# Classifying hand-written digits

In this tutorial, we will try to classify hand-written digits using the tools seen in previous chapters.

## Loading packages


In [None]:
using MLDatasets
using Images, Makie, CairoMakie
using Distances
using Ripserer, PersistenceDiagrams#, Plots
using StatsBase: mean

## The dataset

MNIST is a dataset consisting of ??? hand-written digits. Each digit is a 28x28 grayscale image, that is: a 28x28 matrix of values 0 to 1. To get this dataset, run


In [None]:
train_x, train_y = MNIST(split=:train)[:];

If the console asks you to download some data, just press `y`.

Next, we transpose the digits and plot some of them in a mosaic


In [None]:
# store all digits in a figs variable
figs = [train_x[:, :, i]' |> Matrix for i ∈ 1:size(train_x)[3]]

In [None]:
n = 10

# convert to Gray so we can plot a mosaic
figs_plot = [fig .|> Gray for fig in figs[1:n^2]]
mosaicview(figs_plot, nrow = n, rowmajor = true)

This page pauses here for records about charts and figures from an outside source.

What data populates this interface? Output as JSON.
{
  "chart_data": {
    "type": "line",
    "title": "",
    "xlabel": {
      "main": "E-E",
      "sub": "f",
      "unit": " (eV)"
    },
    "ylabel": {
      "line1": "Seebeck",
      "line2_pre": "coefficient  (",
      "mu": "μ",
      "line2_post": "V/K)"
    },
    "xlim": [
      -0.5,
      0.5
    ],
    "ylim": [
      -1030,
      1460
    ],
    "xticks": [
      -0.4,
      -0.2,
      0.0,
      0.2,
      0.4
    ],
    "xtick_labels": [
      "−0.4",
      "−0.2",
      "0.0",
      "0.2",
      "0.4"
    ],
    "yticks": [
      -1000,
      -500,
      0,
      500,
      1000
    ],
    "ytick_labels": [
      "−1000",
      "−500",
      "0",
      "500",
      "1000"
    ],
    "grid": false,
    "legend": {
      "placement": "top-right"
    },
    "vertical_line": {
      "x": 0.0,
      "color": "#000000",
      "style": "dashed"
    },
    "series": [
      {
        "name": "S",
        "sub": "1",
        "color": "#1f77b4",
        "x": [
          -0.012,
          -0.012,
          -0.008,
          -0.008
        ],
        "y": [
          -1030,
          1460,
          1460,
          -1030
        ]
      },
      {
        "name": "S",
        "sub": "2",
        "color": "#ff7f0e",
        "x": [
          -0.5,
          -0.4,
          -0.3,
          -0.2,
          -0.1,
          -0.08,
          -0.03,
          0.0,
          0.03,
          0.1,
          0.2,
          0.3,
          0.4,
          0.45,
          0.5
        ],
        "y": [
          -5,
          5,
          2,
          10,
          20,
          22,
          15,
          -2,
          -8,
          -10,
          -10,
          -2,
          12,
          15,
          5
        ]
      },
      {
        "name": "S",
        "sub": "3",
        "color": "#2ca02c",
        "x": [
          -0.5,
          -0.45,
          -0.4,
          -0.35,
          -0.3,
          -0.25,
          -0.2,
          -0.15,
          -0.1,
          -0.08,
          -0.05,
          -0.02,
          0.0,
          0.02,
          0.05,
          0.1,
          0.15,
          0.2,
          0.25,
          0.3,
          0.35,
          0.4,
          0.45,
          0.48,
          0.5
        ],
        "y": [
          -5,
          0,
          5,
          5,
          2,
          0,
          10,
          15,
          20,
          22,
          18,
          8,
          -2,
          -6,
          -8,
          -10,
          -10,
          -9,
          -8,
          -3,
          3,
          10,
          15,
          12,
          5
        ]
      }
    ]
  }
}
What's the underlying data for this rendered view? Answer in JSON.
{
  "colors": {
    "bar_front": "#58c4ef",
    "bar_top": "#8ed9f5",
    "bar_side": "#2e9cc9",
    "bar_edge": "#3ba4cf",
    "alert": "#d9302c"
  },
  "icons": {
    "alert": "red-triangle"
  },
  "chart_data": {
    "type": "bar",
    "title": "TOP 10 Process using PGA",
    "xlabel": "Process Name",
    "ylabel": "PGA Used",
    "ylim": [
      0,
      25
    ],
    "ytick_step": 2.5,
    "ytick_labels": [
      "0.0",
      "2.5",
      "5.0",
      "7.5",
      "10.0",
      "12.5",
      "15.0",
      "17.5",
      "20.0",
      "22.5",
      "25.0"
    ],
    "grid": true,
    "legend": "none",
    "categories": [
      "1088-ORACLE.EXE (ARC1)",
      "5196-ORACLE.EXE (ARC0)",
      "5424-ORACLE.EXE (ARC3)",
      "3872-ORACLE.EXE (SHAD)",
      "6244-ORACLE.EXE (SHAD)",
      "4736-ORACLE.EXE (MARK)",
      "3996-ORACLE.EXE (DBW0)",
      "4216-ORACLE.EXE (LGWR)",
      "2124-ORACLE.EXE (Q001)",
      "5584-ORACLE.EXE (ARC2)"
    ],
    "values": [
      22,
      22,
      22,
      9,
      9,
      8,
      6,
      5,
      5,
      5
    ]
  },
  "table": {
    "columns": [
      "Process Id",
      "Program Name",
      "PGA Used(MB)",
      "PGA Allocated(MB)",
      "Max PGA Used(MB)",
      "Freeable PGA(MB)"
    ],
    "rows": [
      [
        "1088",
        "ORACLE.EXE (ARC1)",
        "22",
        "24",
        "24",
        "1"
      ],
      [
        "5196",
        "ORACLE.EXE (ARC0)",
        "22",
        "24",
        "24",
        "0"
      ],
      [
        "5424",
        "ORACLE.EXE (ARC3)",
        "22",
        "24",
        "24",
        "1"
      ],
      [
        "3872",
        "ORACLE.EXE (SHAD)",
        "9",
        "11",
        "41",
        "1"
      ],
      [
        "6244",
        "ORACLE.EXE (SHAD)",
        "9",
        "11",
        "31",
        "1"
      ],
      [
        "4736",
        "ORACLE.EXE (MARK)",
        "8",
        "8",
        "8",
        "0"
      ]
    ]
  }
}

## Preparing the topology weapons

What topological tools can be useful to distinguish between different numbers?

Persistence homology alone won't be of much help. All digits are connected, so the 0-persistence is useless. For the 1-dimensional persistence,

- 0, 2 (not always), 6, 8 and 9 contain holes;
- 1, 3, 4, 5, 7 do not contain holes.

What if we starting chopping the digits with sublevels of some functions? Two come readily to the mind: the density and the excentricity. The excentricity is able to detect "edges" of our figures, and the density will see where there are many points together.

### From matrices to points in the plane

In order to calculate the excentricity, we need to convert the digits to points in $\mathbb{R}^2$. A simple function can do that:


In [None]:
function img_to_points(img, threshold = 0.5)
    ids = findall(x -> x >= threshold, img)
    pts = getindex.(ids, [1 2])
    pts
end

Notice that we had to define a threshold: coordinates with values less than the threshold are not considered.

Let's also define a function to plot the digit in $\mathbb{R}^2$:


In [None]:
function plot_digit(pt, values = :black)
    f = Figure();
    ax = Makie.Axis(f[1, 1], autolimitaspect = 1)
    scatter!(ax, pt; markersize = 40, marker = :rect, color = values)
    if values isa Vector{<:Real}
        Colorbar(f[1, 2])
    end
    f
end

We can see that it works as expected:


In [None]:
pt = img_to_points(figs[1]');
plot_digit(pt)

The excentricity of a metric space $(X, d)$ is a measure of how far a point is from the "center". It is defined as follows for each $x \in X$:

$$
e(x) = \sum_{y \in X} \frac{d(x, y)}{N}
$$

where $N$ is the amount of points of $X$.